The Book Woman's Daughter by Kim Michele Richardson

The Book Woman's Daughter by Kim Michele Richardson

Author:Kim Michele Richardson
Language: eng
Format: epub
Publisher: Sourcebooks
Published: 2022-02-23T00:00:00+00:00


Twenty-Four

I climbed atop the mule and rode into a busy town square, grieving with a burning hunger to reach my folk.

Men and women called out their hidey-dos as they went about their Saturday business and morning shopping. I nudged Junia over to the post office where I tied her to a hitching post, deciding to buy stamps to write letters to my folk.

Postmaster Bill waited patiently while I tried to decide which stamps to buy. In the end, I purchased a sheet of the deep-blue, three-cent Women in Our Armed Services stamps, admiring the four brave women who fought in the four branches of the military. I stared at their cheerful faces, surprised they were blue. I puzzled over whether their color was a trick of the artist or whether they were really blue, and I wondered why war would make them so happy—doubting that their four-star generals did anything better than the women here in Troublesome, the miner woman, the frontier nurse, and the lookout. A man in line behind me inched closer, stepping an impatient reminder onto my heel with his shoe. I scooted forward, paid for the stamps and envelopes, and slipped outside.

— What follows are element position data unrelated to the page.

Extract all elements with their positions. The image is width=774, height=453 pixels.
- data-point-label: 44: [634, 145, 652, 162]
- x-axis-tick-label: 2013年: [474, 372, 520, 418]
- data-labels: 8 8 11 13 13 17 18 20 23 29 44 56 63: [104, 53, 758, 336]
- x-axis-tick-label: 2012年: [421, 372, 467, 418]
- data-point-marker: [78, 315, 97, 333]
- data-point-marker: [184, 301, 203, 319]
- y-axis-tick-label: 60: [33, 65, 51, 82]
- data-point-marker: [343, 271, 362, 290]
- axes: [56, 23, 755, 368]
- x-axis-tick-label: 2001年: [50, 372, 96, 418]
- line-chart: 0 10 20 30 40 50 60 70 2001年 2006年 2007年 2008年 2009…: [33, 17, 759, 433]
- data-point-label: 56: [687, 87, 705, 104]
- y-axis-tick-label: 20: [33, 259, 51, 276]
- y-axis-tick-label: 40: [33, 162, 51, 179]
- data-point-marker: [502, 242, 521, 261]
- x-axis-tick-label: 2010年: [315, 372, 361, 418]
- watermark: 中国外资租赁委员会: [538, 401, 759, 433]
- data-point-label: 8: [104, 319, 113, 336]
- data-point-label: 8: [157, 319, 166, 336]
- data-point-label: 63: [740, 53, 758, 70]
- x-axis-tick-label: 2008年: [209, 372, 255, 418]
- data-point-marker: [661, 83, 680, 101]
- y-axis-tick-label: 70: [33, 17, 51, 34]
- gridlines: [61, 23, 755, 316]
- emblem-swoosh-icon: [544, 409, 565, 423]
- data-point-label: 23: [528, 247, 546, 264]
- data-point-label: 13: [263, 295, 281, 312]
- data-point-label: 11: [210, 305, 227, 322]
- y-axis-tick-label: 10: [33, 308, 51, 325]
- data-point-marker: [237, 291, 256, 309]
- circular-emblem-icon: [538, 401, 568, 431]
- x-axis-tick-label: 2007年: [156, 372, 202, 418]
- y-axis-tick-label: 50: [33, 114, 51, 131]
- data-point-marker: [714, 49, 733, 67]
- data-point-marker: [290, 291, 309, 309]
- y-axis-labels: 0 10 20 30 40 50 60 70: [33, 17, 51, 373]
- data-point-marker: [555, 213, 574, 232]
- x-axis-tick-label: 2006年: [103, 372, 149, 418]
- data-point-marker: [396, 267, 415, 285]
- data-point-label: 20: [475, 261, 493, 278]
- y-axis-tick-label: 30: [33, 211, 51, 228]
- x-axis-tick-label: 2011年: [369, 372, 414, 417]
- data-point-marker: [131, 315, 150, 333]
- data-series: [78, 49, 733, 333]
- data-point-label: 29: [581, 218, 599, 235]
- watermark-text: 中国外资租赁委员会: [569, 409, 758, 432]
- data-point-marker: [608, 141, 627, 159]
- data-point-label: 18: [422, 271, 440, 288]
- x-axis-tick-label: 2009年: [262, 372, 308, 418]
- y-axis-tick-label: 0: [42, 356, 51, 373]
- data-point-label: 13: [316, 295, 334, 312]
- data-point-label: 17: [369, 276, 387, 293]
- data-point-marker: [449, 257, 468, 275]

Inside the library, I lingered over the latest book arrivals before leaving.

When I was through, I stepped outside and watched miners come out of the Company store next door on their afternoon dinner break. Some chatted while others piled into the back of pickup trucks to head back over to the mines. I searched for Bonnie but couldn’t find her.

In a minute, Perry Gillis stepped out with another miner, and Bonnie followed seconds later. She had a Coca-Cola in her hand and moved over to the other side, away from the men, sipping her cool drink. She still wore her blackened bib overalls, hadn’t followed the boss man’s orders yet.

Francis opened the Company’s door, peeked outside. When he saw his cousin, he went up to her. I could see that Francis was upset about something because Bonnie kept shaking her head. Then she ripped off her miner’s helmet and threw it on the ground, the coal-stained hat bouncing out into the street, her boy’s cut poking out like a spent scarecrow at the end of its season.

Her cousin stepped back as if he’d been hit, pointed at her hair. “Who did it? Tell me!” His shouts carried high above the town and into pine-treed hills, his face mottling with anger.

The small group of huddled miners peered over their shoulders. Francis stormed over to them, yelling, “Which one of you filthy dirt-diggers touched my cousin? You best tell me now, or you’ll all be getting a piece of me.” He raised both fists.

“Francis, stop,” Bonnie said, grabbing his arm. But he jerked away. “Francis, please—” Her Coca-Cola tumbled to the sidewalk and busted, the jagged neck of the bottle rolling into the streets.

I hurried over to Bonnie’s side. “Francis, stop it,” I yelled. “Please don’t!”

Mr. Gillis shoved the boy away. Francis punched him in his jaw, and then they were tumbling, fighting out in the street.